What if they start requiring a domestic visa process to let in the people from other states?

Everyone wants a life of high standards of living which cities provide along with employment.

If we do not limit the number of people who can get in, it will naturally result in whole population of India moving into these cities.

This will result in people making wherever they live better instead of just moving to a better city.

5 comments

That is exactly what totalitarian regimes like North Korea do to maintain the high living standards in certain cities.

Mobility rights is seen as a fundamental human right and is protected by constitution in most countries.

What needs to happen is to provide economic incentives for people to spread out, not through laws that limit ones right to movement.

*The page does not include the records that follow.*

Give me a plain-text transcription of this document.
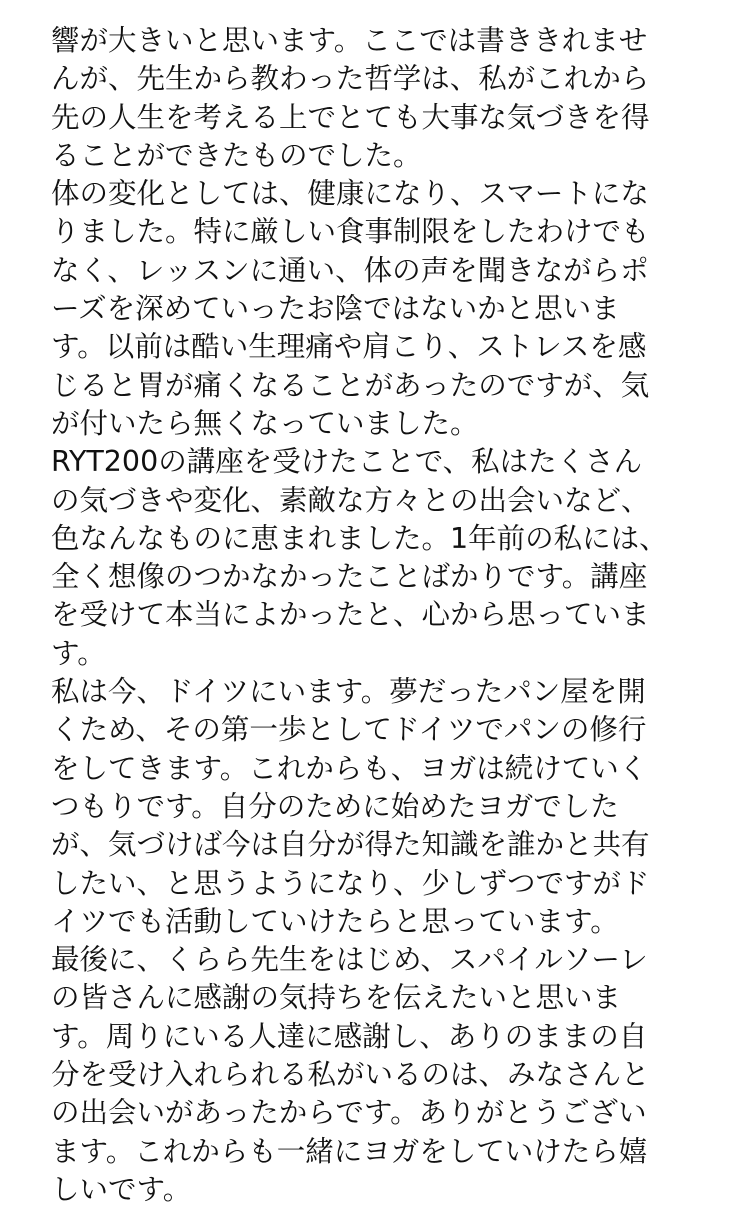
響が大きいと思います。ここでは書ききれませ
んが、先生から教わった哲学は、私がこれから
先の人生を考える上でとても大事な気づきを得
ることができたものでした。
体の変化としては、健康になり、スマートにな
りました。特に厳しい食事制限をしたわけでも
なく、レッスンに通い、体の声を聞きながらポ
ーズを深めていったお陰ではないかと思いま
す。以前は酷い生理痛や肩こり、ストレスを感
じると胃が痛くなることがあったのですが、気
が付いたら無くなっていました。
RYT200の講座を受けたことで、私はたくさん
の気づきや変化、素敵な方々との出会いなど、
色なんなものに恵まれました。1年前の私には、
全く想像のつかなかったことばかりです。講座
を受けて本当によかったと、心から思っていま
す。
私は今、ドイツにいます。夢だったパン屋を開
くため、その第一歩としてドイツでパンの修行
をしてきます。これからも、ヨガは続けていく
つもりです。自分のために始めたヨガでした
が、気づけば今は自分が得た知識を誰かと共有
したい、と思うようになり、少しずつですがド
イツでも活動していけたらと思っています。
最後に、くらら先生をはじめ、スパイルソーレ
の皆さんに感謝の気持ちを伝えたいと思いま
す。周りにいる人達に感謝し、ありのままの自
分を受け入れられる私がいるのは、みなさんと
の出会いがあったからです。ありがとうござい
ます。これからも一緒にヨガをしていけたら嬉
しいです。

This is not a problem of city size but lack of planning for growth at the regional level. Look at New York City as an example, they started sourcing water from far distances early on and built an infrastructure to support a very large city. cities need to develop their surrounding areas to support themselves, sprawl isn't just because people don't want to live in a city sprawl is also required to support one

.

The way it's generally balanced out is exploding property prices and an unlivable mess of traffic and perhaps pollution.

However, people are willing to endure a lot if living standards are generally low.

Mumbai has high real estate price like but it doesn't stop people below the poverty line from coming to Mumbai and living in slums.
> If we do not limit the number of people who can get in, it will naturally result in whole population of India moving into these cities.

The population of France does not all live in Paris, nor that of the USA in New York. Even in as small a country as Luxembourg not everyone lives in Luxembourg City.

I must ask, does Paris or Luxembourg has slums like Mumbai has? Higher prices doesn't stop people below poverty line from coming to Mumbai and living below the standards here.
No, in part because they don’t have rent control that has frozen rents since 1947 or urban planning laws which make building densely illegal.

https://marginalrevolution.com/marginalrevolution/2017/04/tw...

https://mru.org/courses/principles-economics-microeconomics/...

> This will result in people making wherever they live better instead of just moving to a better city.

Maybe in the long term. In the immediate future, it would lead to massive economic recession due to labour shortages in high-employment areas and economic genocide in low-employment areas. The only way to redistribute employment might be gradual with economic incentives and disincentives. It also requires long-term thinking and implementation and it is difficult to imagine this in the Indian context.